We are standing at the edge of a fiscal cliff. The year 2027 will come, and the one-off monies will vanish. What will remain are unpaid debts, bloated wages, and broken promises. The government will return with excuses—the market fell, the prices dropped, the rains came. But the truth will remain—we failed to build a self-reliant nation. Let us not be a people who watch our future traded for political theater. Let us not sit by while the children of tomorrow inherit the debt of today. Liberia deserves better—better than eating show; better than a budget of lies. The CMC stands for transformation, not tinkering. We are here to replace, not patch up; to tear down the old walls of waste and build new foundations of hope. We will not tax poverty to fund corruption. We will invest in productivity to build prosperity. We must be innovative and provide transformative governance. A $200 million plus, one-time payment from private sector business, would be better utilized to establish and capitalize an agriculture bank in Liberia which would provide essential funding and financial services to agribusinesses, enabling farmers and entrepreneurs to access credit, invest in modern equipment, and improve productivity.
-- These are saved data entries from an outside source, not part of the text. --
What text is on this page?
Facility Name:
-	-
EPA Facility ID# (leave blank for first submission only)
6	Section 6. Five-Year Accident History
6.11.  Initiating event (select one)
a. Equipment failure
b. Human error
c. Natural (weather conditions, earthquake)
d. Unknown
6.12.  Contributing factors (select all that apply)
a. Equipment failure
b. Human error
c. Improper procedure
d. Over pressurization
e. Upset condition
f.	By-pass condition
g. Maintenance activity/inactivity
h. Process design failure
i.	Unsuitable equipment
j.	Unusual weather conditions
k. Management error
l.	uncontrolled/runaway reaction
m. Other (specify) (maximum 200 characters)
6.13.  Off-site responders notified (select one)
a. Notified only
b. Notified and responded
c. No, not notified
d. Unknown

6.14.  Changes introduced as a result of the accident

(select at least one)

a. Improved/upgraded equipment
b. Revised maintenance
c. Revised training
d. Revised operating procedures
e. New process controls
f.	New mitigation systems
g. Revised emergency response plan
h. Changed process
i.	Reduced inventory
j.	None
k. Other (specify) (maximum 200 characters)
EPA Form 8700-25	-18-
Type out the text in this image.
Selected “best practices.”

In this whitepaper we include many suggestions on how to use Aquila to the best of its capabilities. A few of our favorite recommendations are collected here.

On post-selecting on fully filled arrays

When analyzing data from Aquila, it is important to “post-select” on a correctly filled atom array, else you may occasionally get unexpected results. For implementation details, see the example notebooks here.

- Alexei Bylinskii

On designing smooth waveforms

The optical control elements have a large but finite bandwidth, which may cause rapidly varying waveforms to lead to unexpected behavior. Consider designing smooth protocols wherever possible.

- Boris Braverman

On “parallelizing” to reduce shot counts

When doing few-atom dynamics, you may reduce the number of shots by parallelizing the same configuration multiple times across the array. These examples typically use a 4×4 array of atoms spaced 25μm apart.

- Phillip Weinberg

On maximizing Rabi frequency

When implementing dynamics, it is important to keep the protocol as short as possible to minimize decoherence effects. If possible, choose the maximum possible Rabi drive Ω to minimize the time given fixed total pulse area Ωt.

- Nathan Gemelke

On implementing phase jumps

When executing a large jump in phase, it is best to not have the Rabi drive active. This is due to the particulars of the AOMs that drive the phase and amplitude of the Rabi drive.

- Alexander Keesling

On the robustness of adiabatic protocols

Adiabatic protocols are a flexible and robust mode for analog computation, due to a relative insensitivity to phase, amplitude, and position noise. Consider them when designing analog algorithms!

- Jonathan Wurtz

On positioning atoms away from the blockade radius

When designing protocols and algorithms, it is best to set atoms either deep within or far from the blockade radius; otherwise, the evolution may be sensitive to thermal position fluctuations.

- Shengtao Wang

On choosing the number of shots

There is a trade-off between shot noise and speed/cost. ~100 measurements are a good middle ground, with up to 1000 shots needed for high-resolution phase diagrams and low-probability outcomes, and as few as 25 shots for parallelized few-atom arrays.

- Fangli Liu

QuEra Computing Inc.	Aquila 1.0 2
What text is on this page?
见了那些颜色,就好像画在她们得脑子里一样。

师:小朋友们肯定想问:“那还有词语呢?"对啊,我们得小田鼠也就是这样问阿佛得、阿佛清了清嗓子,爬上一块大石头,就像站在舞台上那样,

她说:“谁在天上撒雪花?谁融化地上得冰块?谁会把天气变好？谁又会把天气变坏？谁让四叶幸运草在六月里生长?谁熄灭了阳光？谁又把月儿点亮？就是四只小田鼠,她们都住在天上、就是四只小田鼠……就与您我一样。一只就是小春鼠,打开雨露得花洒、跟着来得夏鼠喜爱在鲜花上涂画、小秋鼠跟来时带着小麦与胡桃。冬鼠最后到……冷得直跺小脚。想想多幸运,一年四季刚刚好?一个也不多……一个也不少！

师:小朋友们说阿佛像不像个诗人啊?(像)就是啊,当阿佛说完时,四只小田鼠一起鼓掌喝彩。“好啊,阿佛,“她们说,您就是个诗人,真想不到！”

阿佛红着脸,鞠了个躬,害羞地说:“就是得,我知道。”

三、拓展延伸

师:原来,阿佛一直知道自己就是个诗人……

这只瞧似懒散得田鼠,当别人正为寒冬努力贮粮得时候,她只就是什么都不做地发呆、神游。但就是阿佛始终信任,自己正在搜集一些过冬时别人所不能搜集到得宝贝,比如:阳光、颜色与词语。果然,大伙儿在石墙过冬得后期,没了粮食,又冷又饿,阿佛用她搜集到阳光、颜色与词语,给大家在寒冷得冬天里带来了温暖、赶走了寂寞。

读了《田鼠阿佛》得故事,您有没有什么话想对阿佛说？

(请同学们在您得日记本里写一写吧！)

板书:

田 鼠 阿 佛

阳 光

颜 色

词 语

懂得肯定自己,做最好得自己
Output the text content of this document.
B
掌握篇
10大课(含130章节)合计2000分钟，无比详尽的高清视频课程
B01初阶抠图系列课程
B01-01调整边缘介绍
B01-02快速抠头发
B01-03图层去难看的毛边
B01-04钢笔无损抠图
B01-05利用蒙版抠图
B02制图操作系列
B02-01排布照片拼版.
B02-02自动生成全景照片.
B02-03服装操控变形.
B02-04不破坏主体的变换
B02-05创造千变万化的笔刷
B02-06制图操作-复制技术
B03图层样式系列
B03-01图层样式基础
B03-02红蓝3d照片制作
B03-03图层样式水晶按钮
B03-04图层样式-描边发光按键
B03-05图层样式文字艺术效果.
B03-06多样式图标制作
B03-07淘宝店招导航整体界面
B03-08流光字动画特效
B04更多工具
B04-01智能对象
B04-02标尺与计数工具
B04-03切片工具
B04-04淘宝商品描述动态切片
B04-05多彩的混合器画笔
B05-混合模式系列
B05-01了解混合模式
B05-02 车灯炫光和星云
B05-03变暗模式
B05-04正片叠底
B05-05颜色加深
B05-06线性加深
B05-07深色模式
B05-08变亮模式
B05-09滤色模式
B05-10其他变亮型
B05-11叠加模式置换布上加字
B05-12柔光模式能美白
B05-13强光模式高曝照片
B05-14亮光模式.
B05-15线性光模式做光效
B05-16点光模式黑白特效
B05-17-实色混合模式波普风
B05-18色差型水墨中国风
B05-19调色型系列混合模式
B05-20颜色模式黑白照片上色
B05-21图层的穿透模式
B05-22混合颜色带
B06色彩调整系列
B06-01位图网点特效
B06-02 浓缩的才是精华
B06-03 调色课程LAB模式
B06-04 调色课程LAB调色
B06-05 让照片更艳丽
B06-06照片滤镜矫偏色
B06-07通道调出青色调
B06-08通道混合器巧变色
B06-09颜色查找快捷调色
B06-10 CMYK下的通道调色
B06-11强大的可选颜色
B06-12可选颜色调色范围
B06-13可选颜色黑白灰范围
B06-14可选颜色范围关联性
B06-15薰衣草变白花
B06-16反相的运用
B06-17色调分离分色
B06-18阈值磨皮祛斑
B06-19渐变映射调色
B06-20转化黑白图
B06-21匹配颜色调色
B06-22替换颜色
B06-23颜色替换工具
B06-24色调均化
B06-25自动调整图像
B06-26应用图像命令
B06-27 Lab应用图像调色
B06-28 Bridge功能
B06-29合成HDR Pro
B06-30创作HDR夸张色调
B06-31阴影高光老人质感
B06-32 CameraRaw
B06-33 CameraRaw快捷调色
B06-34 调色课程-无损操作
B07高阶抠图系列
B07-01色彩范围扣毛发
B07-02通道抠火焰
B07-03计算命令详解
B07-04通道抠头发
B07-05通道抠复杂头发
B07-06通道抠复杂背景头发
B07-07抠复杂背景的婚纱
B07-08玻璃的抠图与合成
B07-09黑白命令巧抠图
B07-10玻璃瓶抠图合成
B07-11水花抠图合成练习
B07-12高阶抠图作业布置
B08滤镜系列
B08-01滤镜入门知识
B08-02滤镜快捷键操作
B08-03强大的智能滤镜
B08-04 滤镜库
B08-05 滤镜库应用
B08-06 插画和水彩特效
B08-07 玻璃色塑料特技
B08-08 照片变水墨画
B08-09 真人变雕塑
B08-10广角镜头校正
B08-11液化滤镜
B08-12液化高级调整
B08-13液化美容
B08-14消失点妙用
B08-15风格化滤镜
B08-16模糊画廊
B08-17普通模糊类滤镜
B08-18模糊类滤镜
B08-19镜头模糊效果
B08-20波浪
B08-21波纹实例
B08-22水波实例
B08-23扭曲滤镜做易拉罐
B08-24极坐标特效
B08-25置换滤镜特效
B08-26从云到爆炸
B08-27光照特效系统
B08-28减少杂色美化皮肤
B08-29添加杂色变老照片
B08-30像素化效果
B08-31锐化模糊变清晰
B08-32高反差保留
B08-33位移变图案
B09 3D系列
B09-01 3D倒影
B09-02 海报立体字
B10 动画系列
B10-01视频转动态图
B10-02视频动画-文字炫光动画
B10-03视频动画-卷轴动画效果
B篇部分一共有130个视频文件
Doing so would stimulate economic growth, create jobs, and significantly reduce poverty, marking the most transformative step in Liberia’s economic history in the past fifty years.
Fellow Liberians, our vision is simple. A Liberia that works for its people, not a privileged few. A Liberia where budgets are not about politics and self-aggrandizement, but about purpose. A Liberia where every dollar spent lifts a life, not lines a pocket. This is our fight. This is our faith. This is our future. It’s up to each and every one of us to begin the journey of transformative governance. God bless the Liberian people, the true authors of our destiny. God bless the CMC. God bless the Republic of Liberia.